In an interview with financialobserver, Investment Trends senior analyst Recep Peker said the research firm had surveyed around 500 advisers in March and that segment proportionately represented independent and institutionally aligned advisers in the financial planning sector.

“Planners using SMAs or planning to do so said they liked SMAs because they were transparent [in terms of managers’ portfolio decisions] and because there was less administration and compliance work required,” Peker said, adding many pointed to greater advantages than what was offered by traditional managed funds and direct shares.

“The challenge with SMAs is that they are not readily available on all platforms, so that is one of the key factors holding back the SMA market.”

He said having to access an additional administration solution to access SMAs did create issues for advisers wanting to use them.

“In saying that, we are seeing more and more platform providers adding SMA options, with a number of big wraps adding functionality over the last year,” he said.

“An increasing number of planners and dealer groups are considering SMAs if they’re not using them already and where there is demand, platforms will certainly move to meet that.”

He said taking into account that demand for SMAs was the highest it had been since 2011, it was clear more advisory groups and providers were paying attention.

“After 2011, investor confidence decreased so there was favouritism towards using cash and term deposits, but that’s really turned around,” he said.

“There is also greater emphasis on transparency in the current environment, so SMAs are ideal in that respect because they provide a clearer picture as to where money is being held.

“Another thing that really resonates with clients right now is diversification and investors are really prioritising this within their portfolios.”

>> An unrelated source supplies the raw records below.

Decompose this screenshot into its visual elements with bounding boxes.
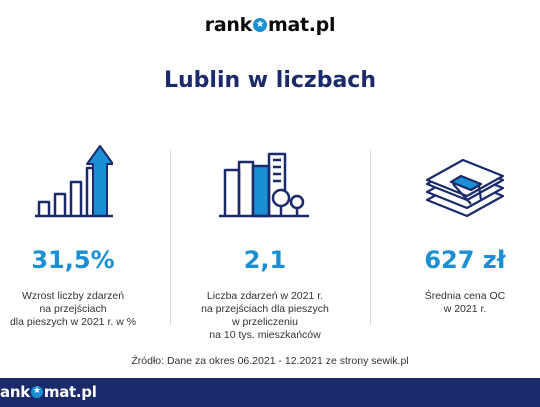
footer-logo-star-icon <box>30 385 43 398</box>
source-note: Źródło: Dane za okres 06.2021 - 12.2021 … <box>131 355 409 367</box>
column-divider <box>170 150 171 325</box>
stat-card-growth: 31,5% Wzrost liczby zdarzeń na przejścia… <box>0 140 158 329</box>
footer-logo[interactable]: ank mat.pl <box>0 383 97 401</box>
growth-chart-arrow-icon <box>0 140 158 220</box>
stat-card-incidents: 2,1 Liczba zdarzeń w 2021 r. na przejści… <box>180 140 350 342</box>
stat-description: Liczba zdarzeń w 2021 r. na przejściach … <box>201 290 329 341</box>
logo-text-end: mat.pl <box>267 14 336 36</box>
page-title: Lublin w liczbach <box>163 68 377 93</box>
money-stack-icon <box>380 140 540 220</box>
footer-logo-text-start: ank <box>0 383 30 401</box>
column-divider <box>370 150 371 325</box>
stat-value: 2,1 <box>243 246 287 274</box>
stat-description: Średnia cena OC w 2021 r. <box>424 290 506 315</box>
city-buildings-icon <box>180 140 350 220</box>
logo-star-icon <box>252 17 267 33</box>
stat-value: 627 zł <box>424 246 506 274</box>
brand-logo[interactable]: rank mat.pl <box>0 14 540 36</box>
stat-card-insurance: 627 zł Średnia cena OC w 2021 r. <box>380 140 540 316</box>
footer-bar: ank mat.pl <box>0 378 540 407</box>
footer-logo-text-end: mat.pl <box>43 383 97 401</box>
stat-description: Wzrost liczby zdarzeń na przejściach dla… <box>9 290 137 328</box>
stat-value: 31,5% <box>31 246 115 274</box>
logo-text-start: rank <box>204 14 252 36</box>
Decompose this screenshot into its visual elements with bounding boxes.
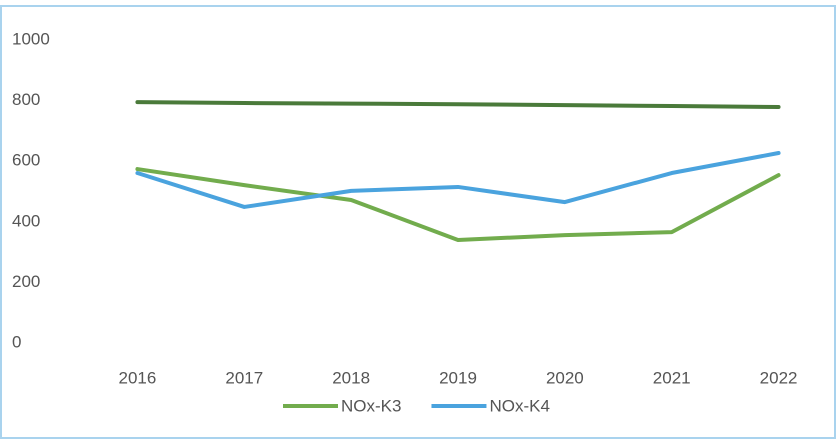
x-tick-label: 2017 [225, 368, 263, 387]
legend-label: NOx-K4 [489, 396, 549, 415]
x-tick-label: 2019 [439, 368, 477, 387]
x-tick-label: 2020 [546, 368, 584, 387]
series-line [135, 167, 781, 242]
y-tick-label: 400 [12, 211, 40, 230]
y-tick-label: 200 [12, 272, 40, 291]
y-tick-label: 800 [12, 90, 40, 109]
series-line [135, 151, 781, 209]
chart-border [0, 5, 836, 439]
y-tick-label: 1000 [12, 29, 50, 48]
y-tick-label: 0 [12, 332, 21, 351]
y-tick-label: 600 [12, 151, 40, 170]
x-tick-label: 2018 [332, 368, 370, 387]
x-tick-label: 2016 [119, 368, 157, 387]
series-line [135, 100, 781, 109]
x-tick-label: 2021 [653, 368, 691, 387]
x-tick-label: 2022 [760, 368, 798, 387]
legend-label: NOx-K3 [341, 396, 401, 415]
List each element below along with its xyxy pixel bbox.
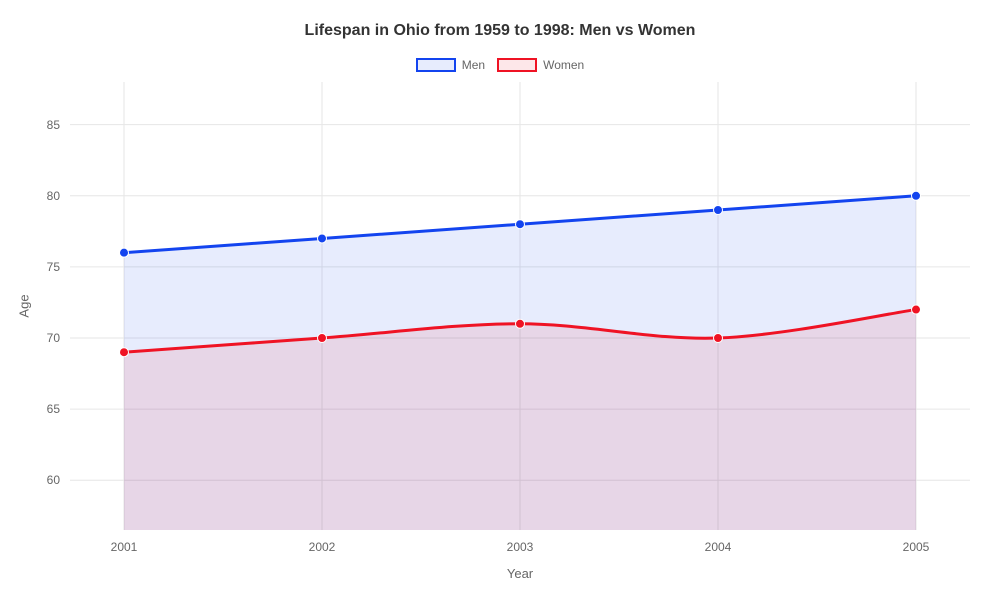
x-tick-label: 2003 [507,540,534,554]
data-point[interactable] [318,234,327,243]
y-tick-label: 60 [47,473,60,487]
x-tick-label: 2002 [309,540,336,554]
data-point[interactable] [912,305,921,314]
data-point[interactable] [120,348,129,357]
chart-container: Lifespan in Ohio from 1959 to 1998: Men … [0,0,1000,600]
chart-title: Lifespan in Ohio from 1959 to 1998: Men … [0,22,1000,40]
x-axis-label: Year [507,566,533,581]
x-tick-label: 2001 [111,540,138,554]
legend-item-men: Men [416,58,485,72]
data-point[interactable] [318,334,327,343]
y-tick-label: 80 [47,189,60,203]
data-point[interactable] [714,206,723,215]
y-tick-label: 85 [47,118,60,132]
legend-label-women: Women [543,58,584,72]
y-tick-label: 65 [47,402,60,416]
legend-swatch-women [497,58,537,72]
chart-legend: Men Women [0,58,1000,72]
y-axis-label: Age [17,294,32,317]
y-tick-label: 75 [47,260,60,274]
legend-swatch-men [416,58,456,72]
data-point[interactable] [516,220,525,229]
legend-label-men: Men [462,58,485,72]
legend-item-women: Women [497,58,584,72]
y-tick-label: 70 [47,331,60,345]
data-point[interactable] [120,248,129,257]
chart-plot [70,82,970,530]
data-point[interactable] [912,191,921,200]
data-point[interactable] [516,319,525,328]
data-point[interactable] [714,334,723,343]
x-tick-label: 2004 [705,540,732,554]
x-tick-label: 2005 [903,540,930,554]
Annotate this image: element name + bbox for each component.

He said in a post Future of Financial Advice world, opportunities existed for SMA providers, highlighting that about 20 per cent of advisers were recommending SMAs currently, with that number only set to increase as a result of further interest and a higher number of interested parties.

“There is greater product choice these days, which means there is also a greater ability to differentiate adviser propositions,” he said.

When financialobserver spoke to Lonsec investment analyst Peter Green recently, he also indicated a number of banks might opt to offer their own SMA model portfolios to avoid diluting their existing product suites and losing market share.

“When it comes to offering SMAs, you could argue that there’s a potential conflict of interest for the bank-affiliated platforms, as the banks want to offer their own managed funds,” Green said at the time.

“In that respect, opening up to various SMA investment managers could dilute their existing product suite, which in turn could lead them to creating their own SMAs.”

He said investors were interested as SMAs enabled them to see the stocks they held in their portfolios, so they offered transparency as well as tax benefits.

Further, Macquarie announced the launch of SMAs as an investment option via its Macquarie Wrap platform in September.